Quake directly beneath Christchurch

18:52, Dec 26 2010
The aquarium in Cathedral square was affected.
The aquarium in Cathedral square was affected.
Christchurch after-shocks
Bottles fallen down in a store after Sunday morning's after-shock.
Christchurch after-shocks
A newly damaged spot in a central city building.
Christchurch after-shocks
Boxes and bottles of alcohol that tumbled from shelves during Sunday's big after-shock.
Chch after-shocks
Bricks from this roof fell to the ground during Sunday morning's big after-shock.
Christchurch after-shocks
The Fire Service and police were out in abundance in the central city.
Firefighters and police close off Cashel Mall after the quake.
Firefighters and police close off Cashel Mall after the quake.
Some streets in central Christchurch were closed following the violent aftershocks.
Some streets in central Christchurch were closed following the violent aftershocks.

The cluster of aftershocks that alarmed much of Christchurch and caused damage in parts of the city should die out by this morning.

More than two dozen earthquakes shook the city on a memorable Boxing Day.

The 4.9-magnitude quake at 10.30am was the 17th most powerful since the damaging 7.1 quake on September 4.

The ground directly below the city was sparked into action by the shallow magnitude 4.2 aftershock that woke many residents at 2.07am yesterday.

Aftershocks were only minutes apart at one stage late yesterday morning, but became less frequent in the afternoon.

GNS Science natural hazards manager Kelvin Berryman said that aftershock clusters, or swarms, often followed a major earthquake and could have a life of their own.


Because of that, they did not follow the usual rule in which the first quake was larger than subsequent aftershocks.

"Something as big as 4.9 is starting to be big enough to have its own aftershocks," he said.

"Obviously the ground is still a bit stressed up and needs to relax.
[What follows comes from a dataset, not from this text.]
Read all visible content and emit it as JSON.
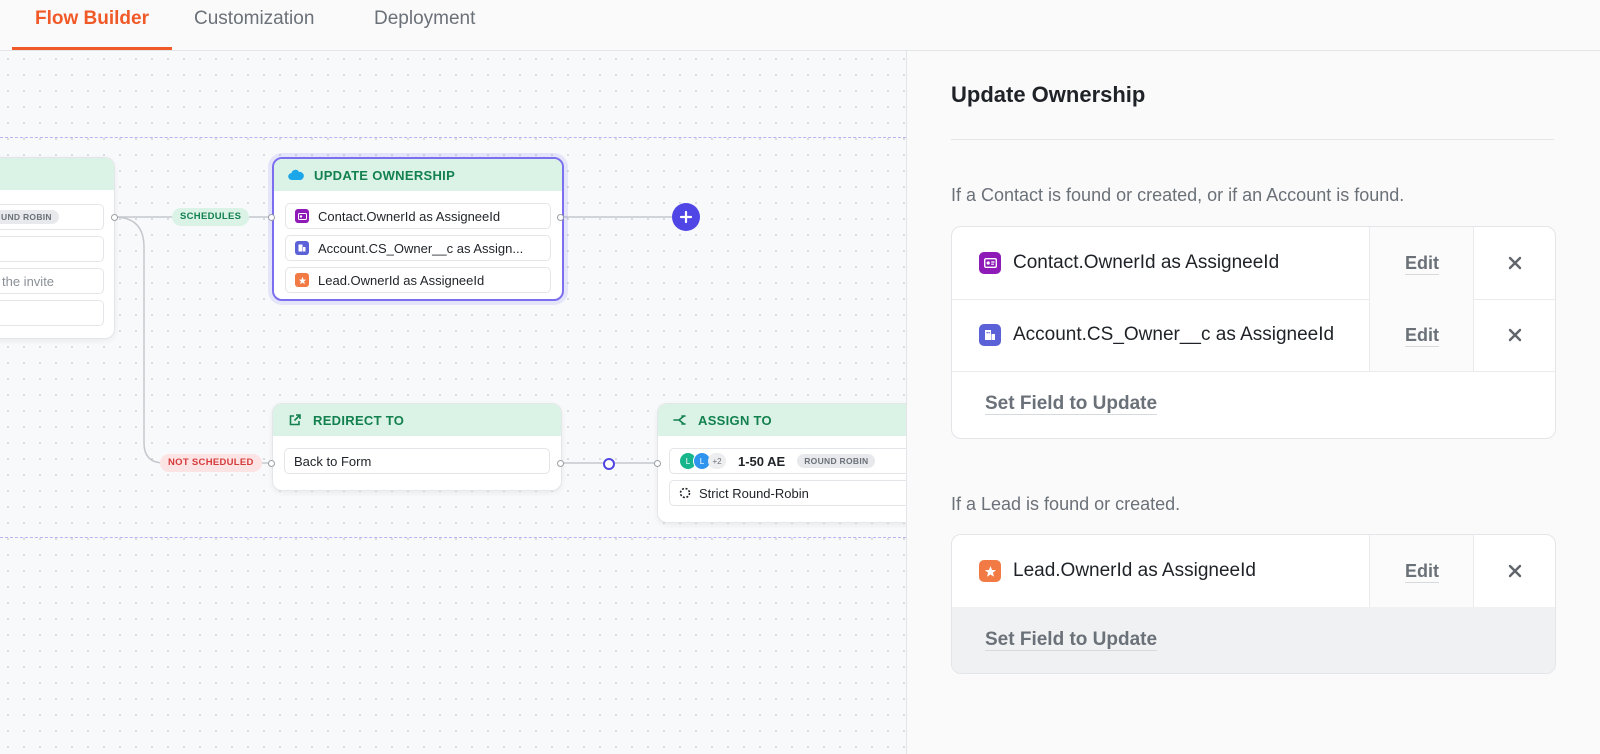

These aftershocks ebb and flow and have a life of their own. We may still well have magnitude 5 quakes once a month for some time."

Aftershocks could go on for a year, but the latest cluster was likely to last only a day or two, he said.

Their shallowness and location below Christchurch and out towards the Port Hills indicated a link to the magnitude 5.1 quake near Heathcote on September 8, which had also caused alarm and damage.

Scientists have speculated over whether the recently revealed Greendale Fault continues east underneath the city.

GNS duty seismologist John Ristau said the quakes after 10.30am yesterday were all "aftershocks to an aftershock".

All the quakes were still technically aftershocks of the 7.1 magnitude one. Although the frequency and size of the quakes had declined in the past month or so, seismic activity was still higher than would be expected compared with long-term earthquake averages for Canterbury.

Yesterday's quakes had been felt strongly because they were all close to the city and were generated by rocks breaking in the first five kilometres below the surface.


Christchurch's central business district was strewn with police tape and littered with debris instead of happy shoppers scoring Boxing Day bargains.

Fresh cracks appeared in buildings and aftershocks loosened more bricks from already damaged structures.

Ballantynes department store was evacuated shortly after the 10.30am quake.

A crowd of bargain hunters had gathered in the City Mall to wait for the store to open and it was doing a brisk trade when The Press visited about 10.15am.

Managing director Richard Ballantyne said those inside left calmly when the shake hit.

"There was a loss of power and a good shaking, but luckily the customers and staff kept very calm and orderly," Ballantyne said.

An engineer spent four hours inspecting the building yesterday afternoon but it would have to wait for inspections by council engineers before it could be opened. "They are doing an inspection building by building, after which time they will make a decision," Ballantyne said. "We had an engineer go through our building and give it a provisional tick.

"Every day's trading is key and the Boxing Day sales are very important, both for the customer and for the business. It has shaken people's confidence again. It's not an easy time."

Central City Business Association manager Paul Lonsdale said the aftershock "could not have come at a worse time".

Even undamaged buildings were threatened by other unstable structures nearby.

"It's been hard enough getting back on our feet after the first earthquake and we were just starting to get some normality back into customers' psyche and getting a bit of positivity back and this is just a blow.

"It just reopens all the fear that people were just starting to get over."

Kathmandu store manager Andrew Veitch said there had been a steady flow of customers before the quake hit.